Motus horum inferiorum corporum qui sunt varii et multiformes, reducuntur in motum corporis caelestis, sicut in causam, quia quanto aliqua sunt immobiliora, tanto sunt magis causa eorum quae sunt magis mobilia.

Therefore it is necessary, as the Philosopher says (De Gener. ii, 10), to suppose a certain movable active principle, which by reason of its presence or absence causes variety in the generation and corruption of inferior bodies. Such are the heavenly bodies. Consequently whatever generates here below, moves to the production of the species, as the instrument of a heavenly body: thus the Philosopher says (Phys. ii, 2) that "man and the sun generate man."
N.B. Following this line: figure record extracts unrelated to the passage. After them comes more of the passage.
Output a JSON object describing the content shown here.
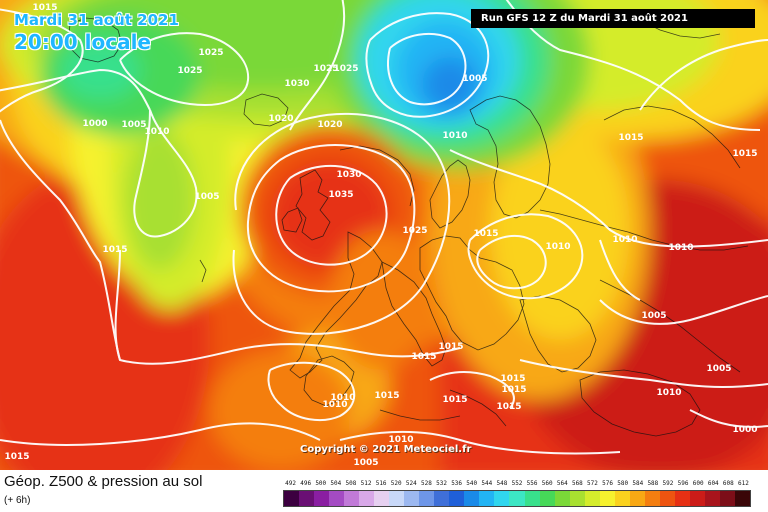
{
  "header": {
    "date_line": "Mardi 31 août 2021",
    "time_line": "20:00 locale",
    "run_info": "Run GFS 12 Z du Mardi 31 août 2021"
  },
  "copyright": "Copyright © 2021 Meteociel.fr",
  "legend": {
    "title": "Géop. Z500 & pression au sol",
    "subtitle": "(+ 6h)",
    "scale": [
      {
        "value": "492",
        "color": "#3c0040"
      },
      {
        "value": "496",
        "color": "#6a0f74"
      },
      {
        "value": "500",
        "color": "#8a1ea2"
      },
      {
        "value": "504",
        "color": "#a44bc3"
      },
      {
        "value": "508",
        "color": "#c17ad8"
      },
      {
        "value": "512",
        "color": "#d8a8e8"
      },
      {
        "value": "516",
        "color": "#e6d0f0"
      },
      {
        "value": "520",
        "color": "#c8d8f8"
      },
      {
        "value": "524",
        "color": "#9cb8f0"
      },
      {
        "value": "528",
        "color": "#6e96e8"
      },
      {
        "value": "532",
        "color": "#3f6fd8"
      },
      {
        "value": "536",
        "color": "#1f5fd8"
      },
      {
        "value": "540",
        "color": "#1a8ae8"
      },
      {
        "value": "544",
        "color": "#22b4f4"
      },
      {
        "value": "548",
        "color": "#30d6ee"
      },
      {
        "value": "552",
        "color": "#3ce6c4"
      },
      {
        "value": "556",
        "color": "#38e08c"
      },
      {
        "value": "560",
        "color": "#46d858"
      },
      {
        "value": "564",
        "color": "#7ad838"
      },
      {
        "value": "568",
        "color": "#a8e030"
      },
      {
        "value": "572",
        "color": "#d4ec2c"
      },
      {
        "value": "576",
        "color": "#f6f22e"
      },
      {
        "value": "580",
        "color": "#fad21e"
      },
      {
        "value": "584",
        "color": "#f8a814"
      },
      {
        "value": "588",
        "color": "#f47e10"
      },
      {
        "value": "592",
        "color": "#ee5410"
      },
      {
        "value": "596",
        "color": "#e63014"
      },
      {
        "value": "600",
        "color": "#cc1c18"
      },
      {
        "value": "604",
        "color": "#a8141c"
      },
      {
        "value": "608",
        "color": "#7c0e18"
      },
      {
        "value": "612",
        "color": "#3a0608"
      }
    ]
  },
  "pressure_labels": [
    "1015",
    "1025",
    "1025",
    "1030",
    "1025",
    "1025",
    "1005",
    "1020",
    "1020",
    "1000",
    "1005",
    "1010",
    "1010",
    "1005",
    "1030",
    "1035",
    "1025",
    "1015",
    "1015",
    "1010",
    "1010",
    "1010",
    "1015",
    "1005",
    "1015",
    "1015",
    "1015",
    "1015",
    "1010",
    "1010",
    "1015",
    "1005",
    "1010",
    "1000",
    "1015",
    "1010",
    "1005",
    "1015",
    "1015",
    "1015"
  ]
}
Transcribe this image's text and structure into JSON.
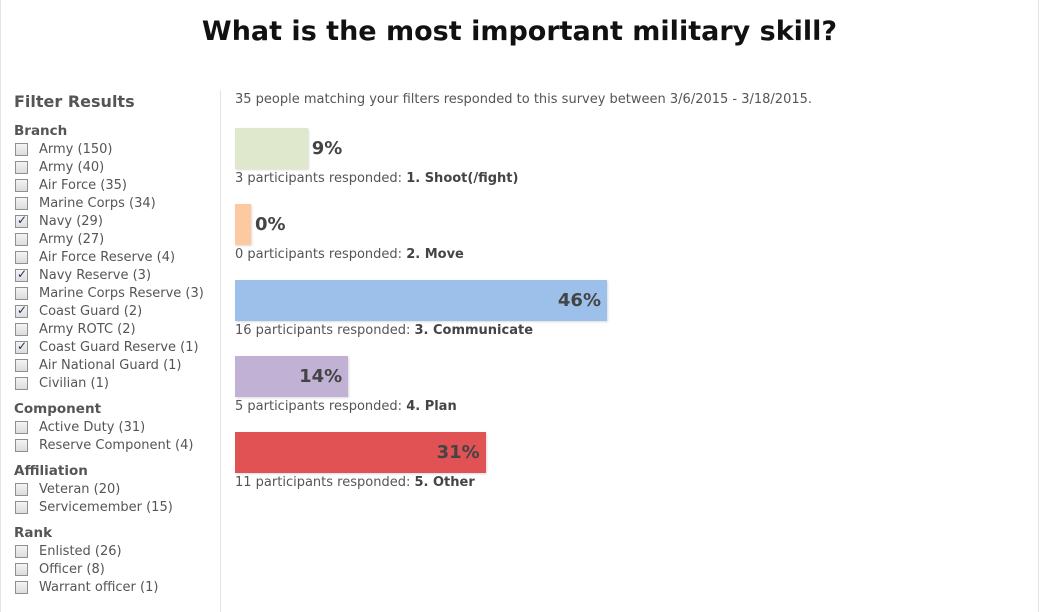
{
  "title": "What is the most important military skill?",
  "sidebar": {
    "heading": "Filter Results",
    "groups": [
      {
        "title": "Branch",
        "options": [
          {
            "label": "Army (150)",
            "checked": false
          },
          {
            "label": "Army (40)",
            "checked": false
          },
          {
            "label": "Air Force (35)",
            "checked": false
          },
          {
            "label": "Marine Corps (34)",
            "checked": false
          },
          {
            "label": "Navy (29)",
            "checked": true
          },
          {
            "label": "Army (27)",
            "checked": false
          },
          {
            "label": "Air Force Reserve (4)",
            "checked": false
          },
          {
            "label": "Navy Reserve (3)",
            "checked": true
          },
          {
            "label": "Marine Corps Reserve (3)",
            "checked": false
          },
          {
            "label": "Coast Guard (2)",
            "checked": true
          },
          {
            "label": "Army ROTC (2)",
            "checked": false
          },
          {
            "label": "Coast Guard Reserve (1)",
            "checked": true
          },
          {
            "label": "Air National Guard (1)",
            "checked": false
          },
          {
            "label": "Civilian (1)",
            "checked": false
          }
        ]
      },
      {
        "title": "Component",
        "options": [
          {
            "label": "Active Duty (31)",
            "checked": false
          },
          {
            "label": "Reserve Component (4)",
            "checked": false
          }
        ]
      },
      {
        "title": "Affiliation",
        "options": [
          {
            "label": "Veteran (20)",
            "checked": false
          },
          {
            "label": "Servicemember (15)",
            "checked": false
          }
        ]
      },
      {
        "title": "Rank",
        "options": [
          {
            "label": "Enlisted (26)",
            "checked": false
          },
          {
            "label": "Officer (8)",
            "checked": false
          },
          {
            "label": "Warrant officer (1)",
            "checked": false
          }
        ]
      }
    ]
  },
  "summary": "35 people matching your filters responded to this survey between 3/6/2015 - 3/18/2015.",
  "chart_data": {
    "type": "bar",
    "categories": [
      "1. Shoot(/fight)",
      "2. Move",
      "3. Communicate",
      "4. Plan",
      "5. Other"
    ],
    "values": [
      9,
      0,
      46,
      14,
      31
    ],
    "value_labels": [
      "9%",
      "0%",
      "46%",
      "14%",
      "31%"
    ],
    "counts": [
      3,
      0,
      16,
      5,
      11
    ],
    "captions": [
      "3 participants responded: ",
      "0 participants responded: ",
      "16 participants responded: ",
      "5 participants responded: ",
      "11 participants responded: "
    ],
    "colors": [
      "#dfe8cc",
      "#fcc9a0",
      "#9dc0ea",
      "#c0b1d5",
      "#e05254"
    ]
  }
}
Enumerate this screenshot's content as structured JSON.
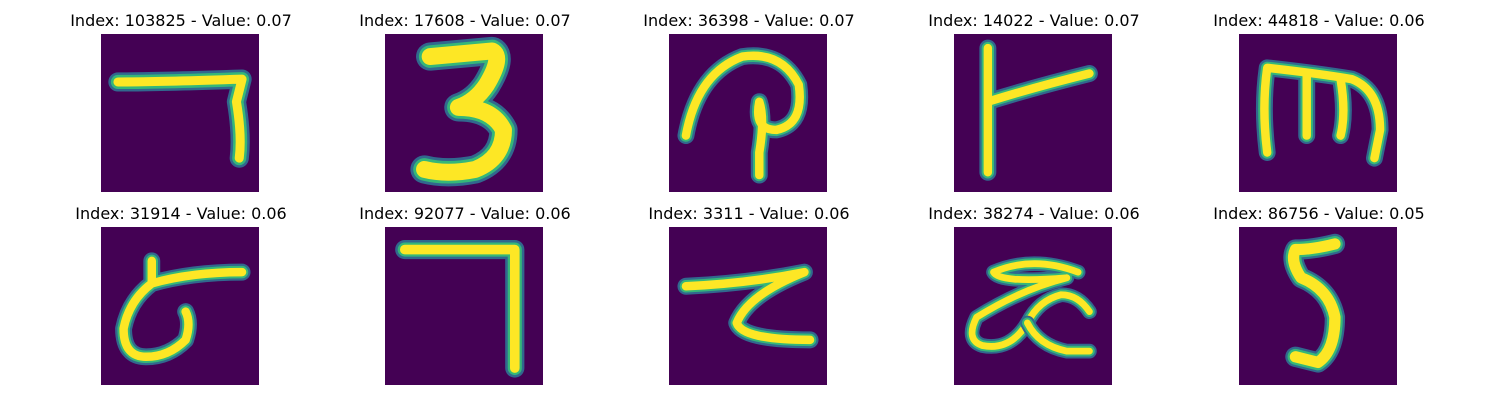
{
  "colors": {
    "background": "#440154",
    "stroke_core": "#fde725",
    "stroke_mid": "#35b779",
    "stroke_edge": "#31688e"
  },
  "panels": [
    {
      "title": "Index: 103825 - Value: 0.07",
      "depicts": "seven-shape"
    },
    {
      "title": "Index: 17608 - Value: 0.07",
      "depicts": "digit-three"
    },
    {
      "title": "Index: 36398 - Value: 0.07",
      "depicts": "curly-loop"
    },
    {
      "title": "Index: 14022 - Value: 0.07",
      "depicts": "sideways-t"
    },
    {
      "title": "Index: 44818 - Value: 0.06",
      "depicts": "m-shape"
    },
    {
      "title": "Index: 31914 - Value: 0.06",
      "depicts": "hooked-letter"
    },
    {
      "title": "Index: 92077 - Value: 0.06",
      "depicts": "seven-shape"
    },
    {
      "title": "Index: 3311 - Value: 0.06",
      "depicts": "t-hook"
    },
    {
      "title": "Index: 38274 - Value: 0.06",
      "depicts": "double-loop"
    },
    {
      "title": "Index: 86756 - Value: 0.05",
      "depicts": "digit-five"
    }
  ]
}
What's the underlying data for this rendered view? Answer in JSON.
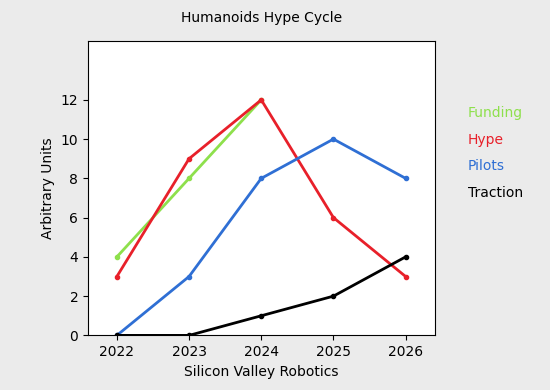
{
  "chart_data": {
    "type": "line",
    "title": "Humanoids Hype Cycle",
    "x_label": "Silicon Valley Robotics",
    "y_label": "Arbitrary Units",
    "x": [
      2022,
      2023,
      2024,
      2025,
      2026
    ],
    "series": [
      {
        "name": "Funding",
        "color": "#8ee04c",
        "values": [
          4,
          8,
          12,
          null,
          null
        ],
        "marker": "o"
      },
      {
        "name": "Hype",
        "color": "#e8202a",
        "values": [
          3,
          9,
          12,
          6,
          3
        ],
        "marker": "o"
      },
      {
        "name": "Pilots",
        "color": "#2f6fd4",
        "values": [
          0,
          3,
          8,
          10,
          8
        ],
        "marker": "o"
      },
      {
        "name": "Traction",
        "color": "#000000",
        "values": [
          0,
          0,
          1,
          2,
          4
        ],
        "marker": "o"
      }
    ],
    "xlim": [
      2021.6,
      2026.4
    ],
    "xticks": [
      2022,
      2023,
      2024,
      2025,
      2026
    ],
    "ylim": [
      0,
      15
    ],
    "yticks": [
      0,
      2,
      4,
      6,
      8,
      10,
      12
    ],
    "grid": false,
    "legend": "upper left"
  }
}
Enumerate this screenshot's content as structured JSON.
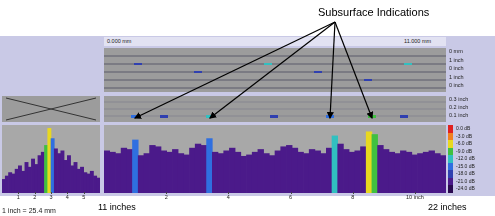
{
  "annotation": {
    "title": "Subsurface Indications"
  },
  "header": {
    "left": "0.000 mm",
    "right": "11.000 mm"
  },
  "top_panel": {
    "labels": [
      "0 mm",
      "1 inch",
      "0 inch",
      "1 inch",
      "0 inch"
    ]
  },
  "middle_panel": {
    "labels": [
      "0.3 inch",
      "0.2 inch",
      "0.1 inch"
    ]
  },
  "color_scale": {
    "labels": [
      "0.0 dB",
      "-3.0 dB",
      "-6.0 dB",
      "-9.0 dB",
      "-12.0 dB",
      "-15.0 dB",
      "-18.0 dB",
      "-21.0 dB",
      "-24.0 dB"
    ],
    "colors": [
      "#e02020",
      "#f08020",
      "#e8d820",
      "#40c040",
      "#31c0c0",
      "#2f6fe0",
      "#3040b0",
      "#4b1a8a",
      "#2a0a50"
    ]
  },
  "chart_data": [
    {
      "type": "bar",
      "xlim": [
        0,
        6
      ],
      "xticks": [
        1,
        2,
        3,
        4,
        5
      ],
      "ylim": [
        0,
        100
      ],
      "tick_labels": false,
      "grid": false,
      "values": [
        20,
        25,
        30,
        28,
        35,
        40,
        32,
        45,
        38,
        50,
        42,
        55,
        60,
        70,
        95,
        80,
        65,
        58,
        62,
        48,
        55,
        40,
        45,
        35,
        38,
        30,
        28,
        32,
        25,
        22
      ],
      "colors": [
        "#4b1a8a",
        "#4b1a8a",
        "#4b1a8a",
        "#4b1a8a",
        "#4b1a8a",
        "#4b1a8a",
        "#4b1a8a",
        "#4b1a8a",
        "#4b1a8a",
        "#4b1a8a",
        "#4b1a8a",
        "#4b1a8a",
        "#4b1a8a",
        "#40c040",
        "#e8d820",
        "#2f6fe0",
        "#4b1a8a",
        "#4b1a8a",
        "#4b1a8a",
        "#4b1a8a",
        "#4b1a8a",
        "#4b1a8a",
        "#4b1a8a",
        "#4b1a8a",
        "#4b1a8a",
        "#4b1a8a",
        "#4b1a8a",
        "#4b1a8a",
        "#4b1a8a",
        "#4b1a8a"
      ]
    },
    {
      "type": "bar",
      "xlim": [
        0,
        11
      ],
      "xticks": [
        2,
        4,
        6,
        8,
        {
          "value": 10,
          "label": "10 inch"
        }
      ],
      "ylim": [
        0,
        100
      ],
      "tick_labels": false,
      "grid": false,
      "values": [
        62,
        60,
        58,
        66,
        64,
        78,
        55,
        58,
        70,
        68,
        62,
        60,
        64,
        58,
        56,
        66,
        72,
        70,
        80,
        60,
        58,
        62,
        66,
        60,
        54,
        56,
        60,
        64,
        58,
        55,
        62,
        68,
        70,
        66,
        60,
        58,
        64,
        62,
        58,
        66,
        84,
        72,
        64,
        60,
        62,
        68,
        90,
        86,
        70,
        64,
        60,
        58,
        62,
        60,
        56,
        58,
        60,
        62,
        58,
        55
      ],
      "colors": [
        "#4b1a8a",
        "#4b1a8a",
        "#4b1a8a",
        "#4b1a8a",
        "#4b1a8a",
        "#2f6fe0",
        "#4b1a8a",
        "#4b1a8a",
        "#4b1a8a",
        "#4b1a8a",
        "#4b1a8a",
        "#4b1a8a",
        "#4b1a8a",
        "#4b1a8a",
        "#4b1a8a",
        "#4b1a8a",
        "#4b1a8a",
        "#4b1a8a",
        "#2f6fe0",
        "#4b1a8a",
        "#4b1a8a",
        "#4b1a8a",
        "#4b1a8a",
        "#4b1a8a",
        "#4b1a8a",
        "#4b1a8a",
        "#4b1a8a",
        "#4b1a8a",
        "#4b1a8a",
        "#4b1a8a",
        "#4b1a8a",
        "#4b1a8a",
        "#4b1a8a",
        "#4b1a8a",
        "#4b1a8a",
        "#4b1a8a",
        "#4b1a8a",
        "#4b1a8a",
        "#4b1a8a",
        "#4b1a8a",
        "#31c0c0",
        "#4b1a8a",
        "#4b1a8a",
        "#4b1a8a",
        "#4b1a8a",
        "#4b1a8a",
        "#e8d820",
        "#40c040",
        "#4b1a8a",
        "#4b1a8a",
        "#4b1a8a",
        "#4b1a8a",
        "#4b1a8a",
        "#4b1a8a",
        "#4b1a8a",
        "#4b1a8a",
        "#4b1a8a",
        "#4b1a8a",
        "#4b1a8a",
        "#4b1a8a"
      ]
    }
  ],
  "footer": {
    "start": "11 inches",
    "end": "22 inches",
    "note": "1 inch = 25.4 mm"
  }
}
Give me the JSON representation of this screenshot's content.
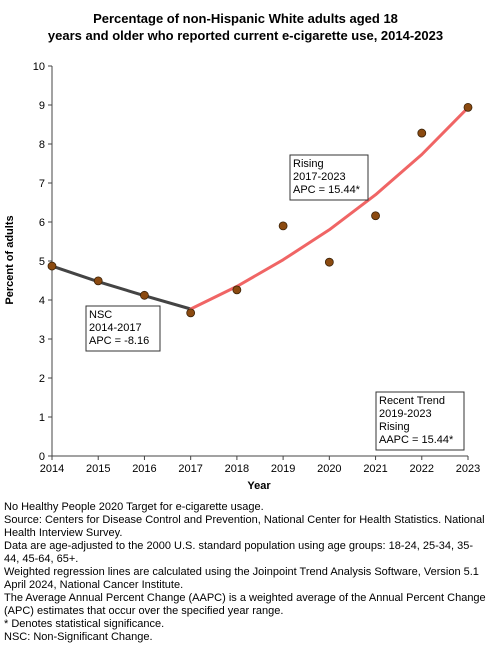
{
  "title_lines": [
    "Percentage of non-Hispanic White adults aged 18",
    "years and older who reported current e-cigarette use, 2014-2023"
  ],
  "chart_data": {
    "type": "scatter",
    "title": "Percentage of non-Hispanic White adults aged 18 years and older who reported current e-cigarette use, 2014-2023",
    "xlabel": "Year",
    "ylabel": "Percent of adults",
    "xlim": [
      2014,
      2023
    ],
    "ylim": [
      0,
      10
    ],
    "x_ticks": [
      2014,
      2015,
      2016,
      2017,
      2018,
      2019,
      2020,
      2021,
      2022,
      2023
    ],
    "y_ticks": [
      0,
      1,
      2,
      3,
      4,
      5,
      6,
      7,
      8,
      9,
      10
    ],
    "grid": false,
    "series": [
      {
        "kind": "observed",
        "x": [
          2014,
          2015,
          2016,
          2017,
          2018,
          2019,
          2020,
          2021,
          2022,
          2023
        ],
        "y": [
          4.87,
          4.49,
          4.12,
          3.67,
          4.26,
          5.9,
          4.97,
          6.16,
          8.28,
          8.94
        ],
        "color": "#8B4A10"
      },
      {
        "kind": "regression",
        "x": [
          2014,
          2015,
          2016,
          2017
        ],
        "y": [
          4.87,
          4.47,
          4.11,
          3.77
        ],
        "color": "#444444"
      },
      {
        "kind": "regression",
        "x": [
          2017,
          2018,
          2019,
          2020,
          2021,
          2022,
          2023
        ],
        "y": [
          3.77,
          4.35,
          5.03,
          5.8,
          6.7,
          7.73,
          8.93
        ],
        "color": "#F06565"
      }
    ],
    "annotations": [
      {
        "lines": [
          "Rising",
          "2017-2023",
          "APC = 15.44*"
        ]
      },
      {
        "lines": [
          "NSC",
          "2014-2017",
          "APC = -8.16"
        ]
      },
      {
        "lines": [
          "Recent Trend",
          "2019-2023",
          "Rising",
          "AAPC = 15.44*"
        ]
      }
    ]
  },
  "notes": [
    "No Healthy People 2020 Target for e-cigarette usage.",
    "Source: Centers for Disease Control and Prevention, National Center for Health Statistics. National Health Interview Survey.",
    "Data are age-adjusted to the 2000 U.S. standard population using age groups: 18-24, 25-34, 35-44, 45-64, 65+.",
    "Weighted regression lines are calculated using the Joinpoint Trend Analysis Software, Version 5.1 April 2024, National Cancer Institute.",
    "The Average Annual Percent Change (AAPC) is a weighted average of the Annual Percent Change (APC) estimates that occur over the specified year range.",
    "* Denotes statistical significance.",
    "NSC: Non-Significant Change."
  ]
}
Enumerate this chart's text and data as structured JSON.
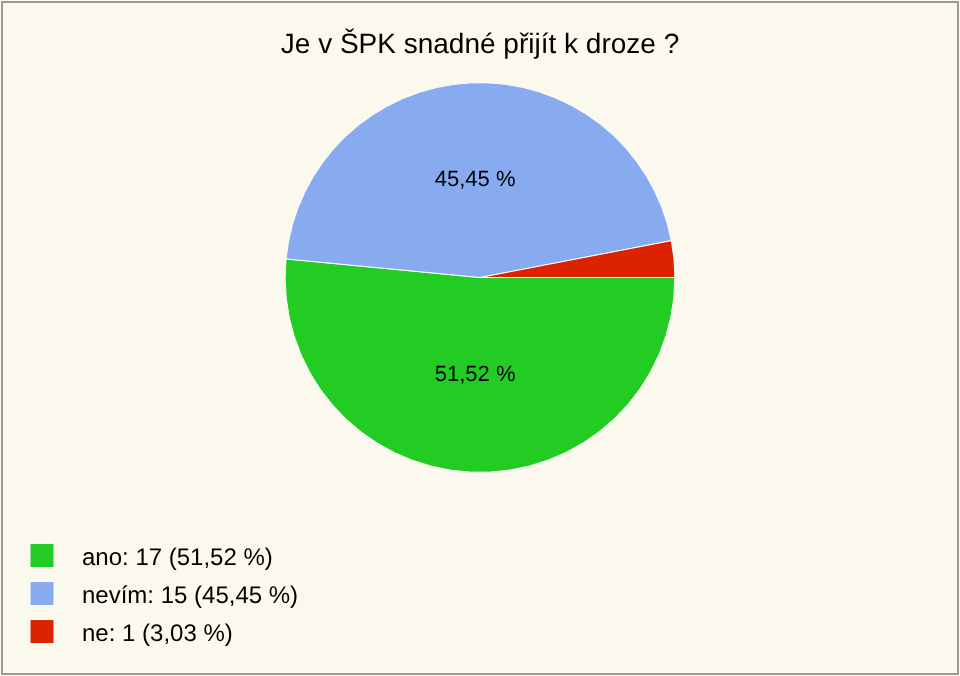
{
  "chart_data": {
    "type": "pie",
    "title": "Je v ŠPK snadné přijít k droze ?",
    "categories": [
      "ano: 17 (51,52 %)",
      "nevím: 15 (45,45 %)",
      "ne: 1 (3,03 %)"
    ],
    "values": [
      51.52,
      45.45,
      3.03
    ],
    "colors": [
      "#22cc22",
      "#88aaee",
      "#dd2200"
    ],
    "value_labels": [
      "51,52 %",
      "45,45 %",
      null
    ],
    "legend": "bottom left"
  }
}
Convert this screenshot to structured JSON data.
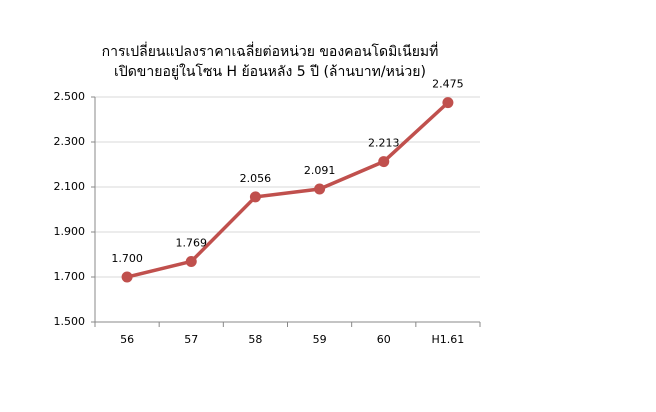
{
  "chart_data": {
    "type": "line",
    "title": [
      "การเปลี่ยนแปลงราคาเฉลี่ยต่อหน่วย ของคอนโดมิเนียมที่",
      "เปิดขายอยู่ในโซน H ย้อนหลัง 5 ปี (ล้านบาท/หน่วย)"
    ],
    "categories": [
      "56",
      "57",
      "58",
      "59",
      "60",
      "H1.61"
    ],
    "values": [
      1.7,
      1.769,
      2.056,
      2.091,
      2.213,
      2.475
    ],
    "value_labels": [
      "1.700",
      "1.769",
      "2.056",
      "2.091",
      "2.213",
      "2.475"
    ],
    "color": "#c0504d",
    "ylim": [
      1.5,
      2.5
    ],
    "yticks": [
      {
        "value": 1.5,
        "label": "1.500"
      },
      {
        "value": 1.7,
        "label": "1.700"
      },
      {
        "value": 1.9,
        "label": "1.900"
      },
      {
        "value": 2.1,
        "label": "2.100"
      },
      {
        "value": 2.3,
        "label": "2.300"
      },
      {
        "value": 2.5,
        "label": "2.500"
      }
    ],
    "grid": true
  }
}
Unde secundum philosophum, in II de Gen., necesse est ponere aliquod principium activum mobile, quod per sui praesentiam et absentiam causet varietatem circa generationem et corruptionem inferiorum corporum. Et huiusmodi sunt corpora caelestia. Et ideo quidquid in istis inferioribus generat, movet ad speciem sicut instrumentum caelestis corporis; secundum quod dicitur in II Physic., quod "homo generat hominem, et sol".

The actions of heavenly bodies are variously received in inferior bodies, according to the various dispositions of matter. Now it happens at times that the matter in the human conception is not wholly disposed to the male sex; wherefore it is formed sometimes into a male, sometimes into a female. Augustine quotes this as an argument against divination by stars, because the effects of the stars are varied even in corporeal things, according to the various dispositions of matter.

Actiones corporum caelestium diversimode recipiuntur in inferioribus corporibus secundum diversam materiae dispositionem. Contingit autem quandoque quod materia conceptus humani non est disposita totaliter ad masculinum sexum; unde partim formatur in masculum, partim in feminam. Unde ad hoc introducitur ab Augustino, ad repellendum scilicet divinationem quae fit per astra, quia effectus astrorum variantur etiam in rebus corporeis, secundum diversam materiae dispositionem.

Augustine says (De Trin. iii, 4): "Bodies of a grosser and inferior nature are ruled in a certain order by those of a more subtle and powerful nature."

Augustinus dicit, III de Trin., quod "corpora crassiora et inferiora per subtiliora et potentiora quodam ordine reguntur".

And Dionysius (Div. Nom. iv) says that "the light of the sun conduces to the generation of sensible bodies, moves them to life, gives them nourishment, growth, and perfection."

Et Dionysius dicit, IV cap. de Div. Nom., quod "lumen solis ad generationem sensibilium corporum confert, et ad vitam ipsa movet, et nutrit et auget et perficit".